Construction sector:

Cement supply increases but prices stagnate
The South African High Commissioner to Cameroon, ZaneleMakina, announced the move last weekend
By Nche Jude Mbah in Yaounde
Cement factories have multiplied in the country
Cement companies in Cameroon have all announced the ambition to extend their factories and step up annual production to about seven million tons by 2018 but price remain disturbingly high.
It is barely one and half years when the Prime Minister, Head of Government, Philemon Yang cut the symbolic ribbon in Douala declaring Ciments de l'Afrique Cameroun (CIMAF) officially operational in Cameroon.

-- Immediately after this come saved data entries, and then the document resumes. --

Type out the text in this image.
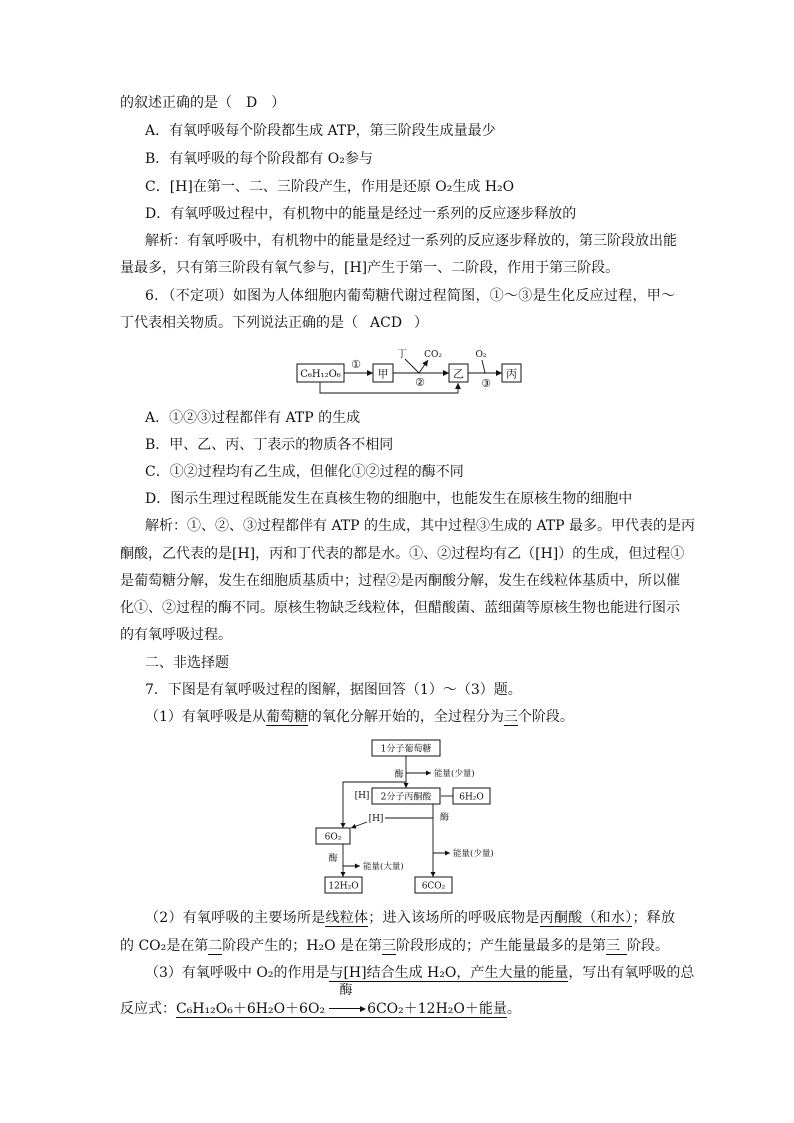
的叙述正确的是（ D ）
A．有氧呼吸每个阶段都生成 ATP，第三阶段生成量最少
B．有氧呼吸的每个阶段都有 O₂参与
C．[H]在第一、二、三阶段产生，作用是还原 O₂生成 H₂O
D．有氧呼吸过程中，有机物中的能量是经过一系列的反应逐步释放的
解析：有氧呼吸中，有机物中的能量是经过一系列的反应逐步释放的，第三阶段放出能
量最多，只有第三阶段有氧气参与，[H]产生于第一、二阶段，作用于第三阶段。
6．（不定项）如图为人体细胞内葡萄糖代谢过程简图，①～③是生化反应过程，甲～
丁代表相关物质。下列说法正确的是（ ACD ）
C₆H₁₂O₆
①
甲
丁 CO₂
②
乙
O₂
③
丙
A．①②③过程都伴有 ATP 的生成
B．甲、乙、丙、丁表示的物质各不相同
C．①②过程均有乙生成，但催化①②过程的酶不同
D．图示生理过程既能发生在真核生物的细胞中，也能发生在原核生物的细胞中
解析：①、②、③过程都伴有 ATP 的生成，其中过程③生成的 ATP 最多。甲代表的是丙
酮酸，乙代表的是[H]，丙和丁代表的都是水。①、②过程均有乙（[H]）的生成，但过程①
是葡萄糖分解，发生在细胞质基质中；过程②是丙酮酸分解，发生在线粒体基质中，所以催
化①、②过程的酶不同。原核生物缺乏线粒体，但醋酸菌、蓝细菌等原核生物也能进行图示
的有氧呼吸过程。
二、非选择题
7．下图是有氧呼吸过程的图解，据图回答（1）～（3）题。
（1）有氧呼吸是从葡萄糖的氧化分解开始的，全过程分为三个阶段。
1分子葡萄糖
酶	能量(少量)
[H] 2分子丙酮酸	6H₂O
酶
[H]
能量(少量)
6O₂
酶
能量(大量)
12H₂O	6CO₂
（2）有氧呼吸的主要场所是线粒体；进入该场所的呼吸底物是丙酮酸（和水）；释放
的 CO₂是在第二阶段产生的；H₂O 是在第三阶段形成的；产生能量最多的是第三 阶段。
（3）有氧呼吸中 O₂的作用是与[H]结合生成 H₂O，产生大量的能量，写出有氧呼吸的总
反应式：C₆H₁₂O₆＋6H₂O＋6O₂
酶
6CO₂＋12H₂O＋能量。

                The Moroccan company which is effectively present in five different countries in Africa: Ivory Coast, Guinea Conakry, Burkina Faso, Gabon and Congo Brazzaville and which had been supplying cement in Cameroon was injecting 500,000 metric tons of the product into the market while announcing its ambitions to step up production to about one million metric tons in the near future. That future appears to be now.

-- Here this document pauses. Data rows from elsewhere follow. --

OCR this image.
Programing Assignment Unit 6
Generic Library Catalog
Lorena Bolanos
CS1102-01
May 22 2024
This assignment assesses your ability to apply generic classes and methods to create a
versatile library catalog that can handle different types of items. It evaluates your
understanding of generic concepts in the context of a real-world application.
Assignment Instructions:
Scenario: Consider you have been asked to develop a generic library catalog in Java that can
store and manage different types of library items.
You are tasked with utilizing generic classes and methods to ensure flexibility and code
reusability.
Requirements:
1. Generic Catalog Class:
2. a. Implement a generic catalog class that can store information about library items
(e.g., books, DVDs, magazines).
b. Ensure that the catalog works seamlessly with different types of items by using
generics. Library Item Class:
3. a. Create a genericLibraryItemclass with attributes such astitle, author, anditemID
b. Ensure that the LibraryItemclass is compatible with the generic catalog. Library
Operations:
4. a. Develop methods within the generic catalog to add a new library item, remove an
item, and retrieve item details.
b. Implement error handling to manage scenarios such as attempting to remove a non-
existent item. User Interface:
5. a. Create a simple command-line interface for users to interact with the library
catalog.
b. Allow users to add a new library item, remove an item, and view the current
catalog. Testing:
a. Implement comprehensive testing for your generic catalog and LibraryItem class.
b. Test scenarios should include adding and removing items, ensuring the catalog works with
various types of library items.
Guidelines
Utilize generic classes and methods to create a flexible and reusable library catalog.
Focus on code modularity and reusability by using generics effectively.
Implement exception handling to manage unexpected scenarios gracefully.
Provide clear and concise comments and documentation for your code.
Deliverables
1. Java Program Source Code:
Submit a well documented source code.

                According to a press statement the company issued recently, it has decided to triple its production capacity by extending its factory to increase supply to 1.5 million metric tons by 2018. If one were to go by the figures provided by the various cement companies operating in the country, then the 500,000 metric tons brought to 3.6 million tons the quantity of cement put into the Cameroonian market annually.
                Cimenterie du Cameroun (Cimencam), on its part, last March 16, launched the construction of a new production factory in Nomayos in Mbankomo near Yaounde, bringing to three the number of factories belonging to the company.
CIMENCAM says it is investing FCFA 28 billion into the project for an annual production capacity of 500,000 metric tons.

                Dangote Cement; Africa’s leading cement producer that went operational in Cameroon in March 2015 precisely in Douala, is equally planning to open another factory in Yaounde in a bit to double production. Its present annual production stands at 1.5 million tons.
                Estimated demand for cement in the country today stands at 2.8 million metric tons. The situation even changed for the better when MEDCEM, the Turkish company went operational, producing additional 600,000 metric tons of cement.
                The plethora of cement companies in the country is seen as a blessing and a timely response to the plea of many Cameroonians but the most disturbing thing however is the complete absence of the application of the law of demand and supply whereby an increase in production entails a drop in price.
                So far, the price of a 50 kg bag of cement remains at average FCFA 4,800 for all brands of cement. Cameroonians are still to come to terms with this rather intriguing situation. Is it an arrangement between the various companies to keep the rates at that high level? Is it a result of high taxes on input? Or, is it simply a manifestation of bad faith? Answers to these questions are blowing in the wind.